KUALA KAPUAS – Bupati Kapuas HM Wiyatno menegaskan komitmen daerahnya untuk siaga menghadapi potensi gejolak harga pangan dan dinamika ekonomi nasional. Hal itu ia sampaikan usai mengikuti Rapat Koordinasi (Rakor) Pengendalian Inflasi Tahun 2025 yang dipimpin Menteri Dalam Negeri RI Tito Karnavian secara virtual, Selasa 2 September 2025.
Rakor yang berlangsung di Ruang Rapat Rumah Jabatan Bupati Kapuas itu turut dihadiri Sekda Kapuas Usis I Sangkai serta sejumlah kepala organisasi perangkat daerah (OPD) terkait. Agenda rapat tak hanya membahas inflasi, tetapi juga evaluasi dukungan pemerintah daerah terhadap Program 3 Juta Rumah bagi rakyat.
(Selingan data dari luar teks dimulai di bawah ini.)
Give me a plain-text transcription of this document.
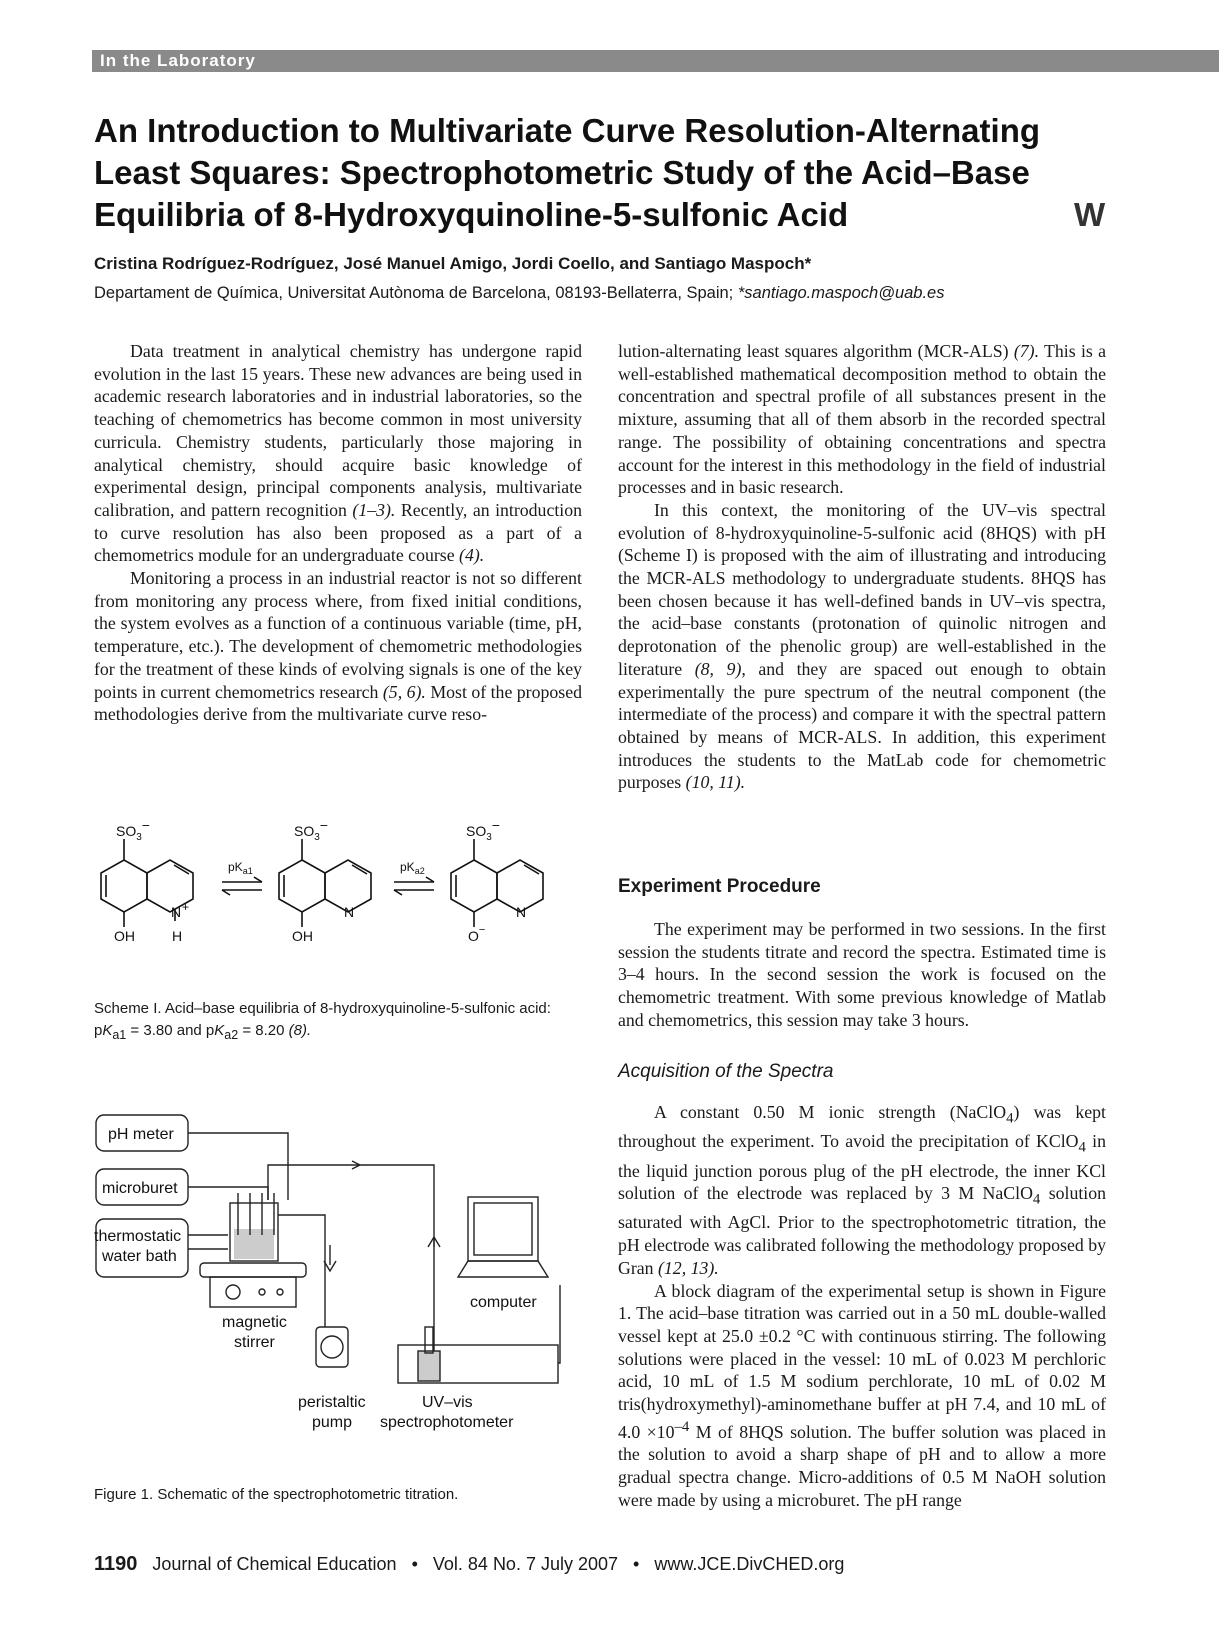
In the Laboratory
An Introduction to Multivariate Curve Resolution-Alternating
Least Squares: Spectrophotometric Study of the Acid–Base
Equilibria of 8-Hydroxyquinoline-5-sulfonic Acid	W
Cristina Rodríguez-Rodríguez, José Manuel Amigo, Jordi Coello, and Santiago Maspoch*
Departament de Química, Universitat Autònoma de Barcelona, 08193-Bellaterra, Spain; *santiago.maspoch@uab.es

Data treatment in analytical chemistry has undergone rapid evolution in the last 15 years. These new advances are being used in academic research laboratories and in industrial laboratories, so the teaching of chemometrics has become common in most university curricula. Chemistry students, particularly those majoring in analytical chemistry, should acquire basic knowledge of experimental design, principal components analysis, multivariate calibration, and pattern recognition (1–3). Recently, an introduction to curve resolution has also been proposed as a part of a chemometrics module for an undergraduate course (4).

Monitoring a process in an industrial reactor is not so different from monitoring any process where, from fixed initial conditions, the system evolves as a function of a continuous variable (time, pH, temperature, etc.). The development of chemometric methodologies for the treatment of these kinds of evolving signals is one of the key points in current chemometrics research (5, 6). Most of the proposed methodologies derive from the multivariate curve reso-

$SO_3-$	$SO_3-$	$SO_3-$
OH	H
N +
OH
N
O−
N
$pK_{a1}$	$pK_{a2}$
Scheme I. Acid–base equilibria of 8-hydroxyquinoline-5-sulfonic acid: $pK_{a1} = 3.80$ and $pK_{a2} = 8.20$ (8).
pH meter
microburet
thermostatic
water bath
magnetic
stirrer
computer
peristaltic
pump
UV–vis
spectrophotometer
Figure 1. Schematic of the spectrophotometric titration.

lution-alternating least squares algorithm (MCR-ALS) (7). This is a well-established mathematical decomposition method to obtain the concentration and spectral profile of all substances present in the mixture, assuming that all of them absorb in the recorded spectral range. The possibility of obtaining concentrations and spectra account for the interest in this methodology in the field of industrial processes and in basic research.

In this context, the monitoring of the UV–vis spectral evolution of 8-hydroxyquinoline-5-sulfonic acid (8HQS) with pH (Scheme I) is proposed with the aim of illustrating and introducing the MCR-ALS methodology to undergraduate students. 8HQS has been chosen because it has well-defined bands in UV–vis spectra, the acid–base constants (protonation of quinolic nitrogen and deprotonation of the phenolic group) are well-established in the literature (8, 9), and they are spaced out enough to obtain experimentally the pure spectrum of the neutral component (the intermediate of the process) and compare it with the spectral pattern obtained by means of MCR-ALS. In addition, this experiment introduces the students to the MatLab code for chemometric purposes (10, 11).

Experiment Procedure

The experiment may be performed in two sessions. In the first session the students titrate and record the spectra. Estimated time is 3–4 hours. In the second session the work is focused on the chemometric treatment. With some previous knowledge of Matlab and chemometrics, this session may take 3 hours.

Acquisition of the Spectra

A constant 0.50 M ionic strength (NaClO$_4$) was kept throughout the experiment. To avoid the precipitation of KClO$_4$ in the liquid junction porous plug of the pH electrode, the inner KCl solution of the electrode was replaced by 3 M NaClO$_4$ solution saturated with AgCl. Prior to the spectrophotometric titration, the pH electrode was calibrated following the methodology proposed by Gran (12, 13).

A block diagram of the experimental setup is shown in Figure 1. The acid–base titration was carried out in a 50 mL double-walled vessel kept at 25.0 ±0.2 °C with continuous stirring. The following solutions were placed in the vessel: 10 mL of 0.023 M perchloric acid, 10 mL of 1.5 M sodium perchlorate, 10 mL of 0.02 M tris(hydroxymethyl)-aminomethane buffer at pH 7.4, and 10 mL of $4.0 \times 10^{-4}$ M of 8HQS solution. The buffer solution was placed in the solution to avoid a sharp shape of pH and to allow a more gradual spectra change. Micro-additions of 0.5 M NaOH solution were made by using a microburet. The pH range

1190 Journal of Chemical Education • Vol. 84 No. 7 July 2007 • www.JCE.DivCHED.org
Wiyatno menyebut inflasi menjadi salah satu isu krusial yang harus ditangani bersama pemerintah pusat. Menurutnya, stabilitas harga kebutuhan pokok berpengaruh langsung terhadap kesejahteraan masyarakat, sehingga Pemkab Kapuas akan memperkuat koordinasi lintas sektor.
“Kapuas siap mengambil langkah cepat dan terukur dalam menjaga kestabilan harga pangan. Sinergi dengan pemerintah pusat dan provinsi menjadi kunci agar masyarakat tidak terbebani,” ujarnya.
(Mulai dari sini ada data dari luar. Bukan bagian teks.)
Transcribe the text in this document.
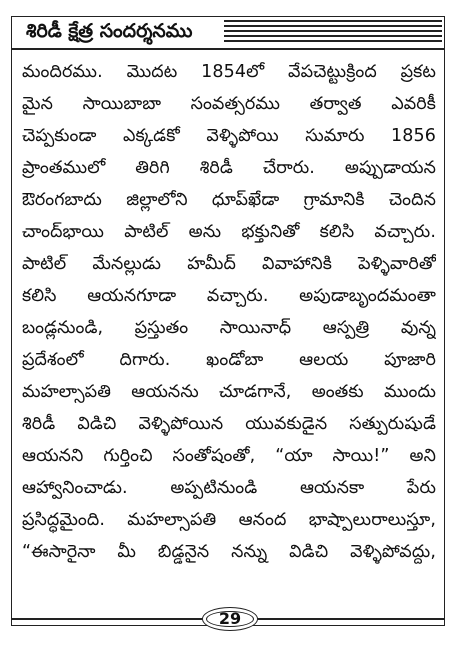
శిరిడీ క్షేత్ర సందర్శనము
మందిరము. మొదట 1854లో వేపచెట్టుక్రింద ప్రకట
మైన సాయిబాబా సంవత్సరము తర్వాత ఎవరికీ
చెప్పకుండా ఎక్కడకో వెళ్ళిపోయి సుమారు 1856
ప్రాంతములో తిరిగి శిరిడీ చేరారు. అప్పుడాయన
ఔరంగబాదు జిల్లాలోని ధూప్‌ఖేడా గ్రామానికి చెందిన
చాంద్‌భాయి పాటిల్ అను భక్తునితో కలిసి వచ్చారు.
పాటిల్ మేనల్లుడు హమీద్ వివాహానికి పెళ్ళివారితో
కలిసి ఆయనగూడా వచ్చారు. అపుడాబృందమంతా
బండ్లనుండి, ప్రస్తుతం సాయినాధ్ ఆస్పత్రి వున్న
ప్రదేశంలో దిగారు. ఖండోబా ఆలయ పూజారి
మహల్సాపతి ఆయనను చూడగానే, అంతకు ముందు
శిరిడీ విడిచి వెళ్ళిపోయిన యువకుడైన సత్పురుషుడే
ఆయనని గుర్తించి సంతోషంతో, “యా సాయి!” అని
ఆహ్వానించాడు. అప్పటినుండి ఆయనకా పేరు
ప్రసిద్ధమైంది. మహల్సాపతి ఆనంద భాష్పాలురాలుస్తూ,
“ఈసారైనా మీ బిడ్డనైన నన్ను విడిచి వెళ్ళిపోవద్దు,
29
Menteri Dalam Negeri Tito Karnavian dalam arahannya meminta pemerintah daerah tetap waspada terhadap dinamika ekonomi global yang bisa berdampak pada inflasi domestik. Ia juga menekankan pentingnya menjaga ketersediaan pasokan pangan dan mempercepat realisasi pembangunan perumahan rakyat.
Wiyatno menilai arahan tersebut sejalan dengan prioritas pembangunan Kapuas. Pihaknya berkomitmen untuk memperkuat ketahanan pangan lokal sekaligus mendukung percepatan penyediaan rumah layak bagi masyarakat berpenghasilan rendah.
Rakor yang diikuti gubernur, bupati, dan wali kota se-Indonesia ini juga membahas strategi jangka panjang menjaga stabilitas ekonomi. Diskusi mencakup kebijakan fiskal, pengendalian harga pangan strategis, serta evaluasi program perumahan rakyat di berbagai daerah.
Dengan hasil rapat ini, Pemkab Kapuas berharap dapat segera menyusun langkah tindak lanjut, baik dalam jangka pendek menghadapi potensi kenaikan harga pangan, maupun jangka panjang untuk memperkuat daya tahan ekonomi daerah. (ds)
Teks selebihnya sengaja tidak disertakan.